Po pierwsze ja prowadzę działalność i mam obroty na koncie po ok 200-400 tys miesięcznie, więc i tak pewnie mam wszystko rejestrowane.
Poza tym z krypto chcę robić wszystko legalnie, Coinroom wystawia normalnie faktury za sprzedaż krypto, więc nawet nie trzeba się zastanawiać jak to księgować.
O wypowiadaniu umów nic nie słyszałem, ale słyszałem o blokowaniu kont przy próbach zakupu/sprzedaży. Potem wymagana jest wizyta w banku w celu podpisania dokumentu, w którym deklarujemy swoją świadomość na temat ryzyka związanego z kryptowalutami.
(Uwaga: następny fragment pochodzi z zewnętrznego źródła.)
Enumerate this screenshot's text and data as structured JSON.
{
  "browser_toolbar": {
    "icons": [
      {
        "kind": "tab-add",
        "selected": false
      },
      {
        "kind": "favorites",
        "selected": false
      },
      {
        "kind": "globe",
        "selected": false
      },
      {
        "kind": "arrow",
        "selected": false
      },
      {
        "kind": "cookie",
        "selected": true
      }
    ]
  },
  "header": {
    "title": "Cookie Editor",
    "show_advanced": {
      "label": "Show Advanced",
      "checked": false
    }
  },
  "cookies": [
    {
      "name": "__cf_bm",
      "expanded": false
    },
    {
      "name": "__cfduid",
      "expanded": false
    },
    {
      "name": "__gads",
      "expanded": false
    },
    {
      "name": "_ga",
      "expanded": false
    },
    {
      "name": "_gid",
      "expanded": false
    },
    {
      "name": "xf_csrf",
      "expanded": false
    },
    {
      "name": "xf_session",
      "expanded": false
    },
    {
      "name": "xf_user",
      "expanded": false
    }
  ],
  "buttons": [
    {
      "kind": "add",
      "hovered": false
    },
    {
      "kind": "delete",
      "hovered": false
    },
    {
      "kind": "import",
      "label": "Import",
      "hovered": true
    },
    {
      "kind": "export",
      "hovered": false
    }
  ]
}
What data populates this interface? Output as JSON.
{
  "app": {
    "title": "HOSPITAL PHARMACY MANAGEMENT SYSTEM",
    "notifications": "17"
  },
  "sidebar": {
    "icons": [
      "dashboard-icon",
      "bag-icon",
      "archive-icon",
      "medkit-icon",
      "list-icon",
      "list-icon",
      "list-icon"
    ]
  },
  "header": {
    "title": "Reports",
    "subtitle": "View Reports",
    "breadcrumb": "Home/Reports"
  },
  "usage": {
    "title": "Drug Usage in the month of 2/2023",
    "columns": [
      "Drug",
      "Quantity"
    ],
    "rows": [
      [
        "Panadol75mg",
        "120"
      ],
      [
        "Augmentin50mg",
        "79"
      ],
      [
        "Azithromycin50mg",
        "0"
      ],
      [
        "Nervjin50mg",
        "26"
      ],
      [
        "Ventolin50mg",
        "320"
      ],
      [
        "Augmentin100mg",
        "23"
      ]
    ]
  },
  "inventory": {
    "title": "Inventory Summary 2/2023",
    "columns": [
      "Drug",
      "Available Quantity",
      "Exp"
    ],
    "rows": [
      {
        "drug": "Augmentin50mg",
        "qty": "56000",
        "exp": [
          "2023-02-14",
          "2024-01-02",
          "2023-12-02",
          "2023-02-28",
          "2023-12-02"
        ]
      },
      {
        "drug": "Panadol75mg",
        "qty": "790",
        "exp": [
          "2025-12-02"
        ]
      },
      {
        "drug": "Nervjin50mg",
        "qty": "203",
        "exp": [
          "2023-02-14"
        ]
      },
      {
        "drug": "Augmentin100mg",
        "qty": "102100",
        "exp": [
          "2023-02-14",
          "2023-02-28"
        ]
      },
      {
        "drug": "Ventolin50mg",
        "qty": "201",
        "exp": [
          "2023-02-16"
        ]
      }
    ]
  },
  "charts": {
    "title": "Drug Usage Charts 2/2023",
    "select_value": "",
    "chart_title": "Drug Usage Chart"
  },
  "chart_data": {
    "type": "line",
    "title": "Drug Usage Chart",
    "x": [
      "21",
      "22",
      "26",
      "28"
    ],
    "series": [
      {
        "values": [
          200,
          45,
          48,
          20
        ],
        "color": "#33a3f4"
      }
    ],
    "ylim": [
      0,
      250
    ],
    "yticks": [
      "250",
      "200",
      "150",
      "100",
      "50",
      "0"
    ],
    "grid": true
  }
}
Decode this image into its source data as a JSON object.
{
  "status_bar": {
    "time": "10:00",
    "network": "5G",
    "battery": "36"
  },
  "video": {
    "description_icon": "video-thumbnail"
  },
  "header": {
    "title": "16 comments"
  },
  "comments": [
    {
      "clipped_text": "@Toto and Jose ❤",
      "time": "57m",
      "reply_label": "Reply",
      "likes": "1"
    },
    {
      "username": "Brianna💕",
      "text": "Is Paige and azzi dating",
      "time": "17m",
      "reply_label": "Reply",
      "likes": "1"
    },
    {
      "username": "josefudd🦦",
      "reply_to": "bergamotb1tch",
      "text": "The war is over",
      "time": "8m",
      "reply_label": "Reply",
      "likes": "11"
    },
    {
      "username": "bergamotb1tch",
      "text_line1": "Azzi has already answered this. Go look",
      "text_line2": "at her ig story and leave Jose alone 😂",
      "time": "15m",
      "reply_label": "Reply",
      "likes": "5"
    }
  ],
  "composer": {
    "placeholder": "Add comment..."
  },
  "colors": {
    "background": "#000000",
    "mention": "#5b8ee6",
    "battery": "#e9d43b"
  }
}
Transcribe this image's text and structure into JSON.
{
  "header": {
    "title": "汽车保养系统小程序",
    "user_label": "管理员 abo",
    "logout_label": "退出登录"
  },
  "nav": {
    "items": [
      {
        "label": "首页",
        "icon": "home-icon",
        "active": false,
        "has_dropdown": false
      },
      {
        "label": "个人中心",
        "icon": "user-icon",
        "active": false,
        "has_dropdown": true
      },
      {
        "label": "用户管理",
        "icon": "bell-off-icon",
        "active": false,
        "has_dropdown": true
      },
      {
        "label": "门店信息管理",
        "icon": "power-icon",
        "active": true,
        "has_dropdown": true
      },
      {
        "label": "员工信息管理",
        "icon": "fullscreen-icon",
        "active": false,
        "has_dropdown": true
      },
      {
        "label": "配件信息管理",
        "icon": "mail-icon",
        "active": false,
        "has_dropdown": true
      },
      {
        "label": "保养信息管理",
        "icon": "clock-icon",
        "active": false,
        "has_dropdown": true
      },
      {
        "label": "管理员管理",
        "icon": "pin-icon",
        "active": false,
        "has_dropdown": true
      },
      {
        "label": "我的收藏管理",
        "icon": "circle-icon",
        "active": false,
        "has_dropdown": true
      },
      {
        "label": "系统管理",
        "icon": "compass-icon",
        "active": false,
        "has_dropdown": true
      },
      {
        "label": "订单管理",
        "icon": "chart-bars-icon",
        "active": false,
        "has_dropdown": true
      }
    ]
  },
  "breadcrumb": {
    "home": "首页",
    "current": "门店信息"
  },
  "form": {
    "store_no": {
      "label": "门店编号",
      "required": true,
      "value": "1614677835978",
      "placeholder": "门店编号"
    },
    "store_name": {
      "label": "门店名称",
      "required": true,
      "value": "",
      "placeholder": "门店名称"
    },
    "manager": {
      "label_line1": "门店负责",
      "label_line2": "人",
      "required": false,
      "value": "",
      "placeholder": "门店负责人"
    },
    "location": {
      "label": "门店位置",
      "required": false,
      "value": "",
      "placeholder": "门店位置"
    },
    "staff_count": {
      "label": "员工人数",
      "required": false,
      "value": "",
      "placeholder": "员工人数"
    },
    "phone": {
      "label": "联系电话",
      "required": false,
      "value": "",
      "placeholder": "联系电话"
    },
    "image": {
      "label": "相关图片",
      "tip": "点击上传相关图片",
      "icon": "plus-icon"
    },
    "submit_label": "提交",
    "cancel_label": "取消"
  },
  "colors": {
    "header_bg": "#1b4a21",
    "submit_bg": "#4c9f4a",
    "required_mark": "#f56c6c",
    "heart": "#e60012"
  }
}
Potem można działać dalej. Ja na szczęście mam konto w normalnym banku i nie ma takich "udziwnień".
Sprzęt do kopania mam legalnie złożony, z fakturami na wszystko, kopanie i jednostki mam dokładnie dokumentowane.
Ja nie wiem wszyscy w krypto widzą tylko pralnie, a nie patrzą obiektywnie
Tak dla informacji,
Kryptowaluty nie są zakazane, nie są nielegalne i obrót nimi także.I druga sprawa, może i kryptowaluty są obarczone jakimś ryzykiem, większym bądź mniejszym. Ale zakładając, że spieniężam waluty na bieżąco, wykopanie kosztuje mnie 10zł, a przychód z tego tytułu 100zł to gdzie tu jest ryzyko ?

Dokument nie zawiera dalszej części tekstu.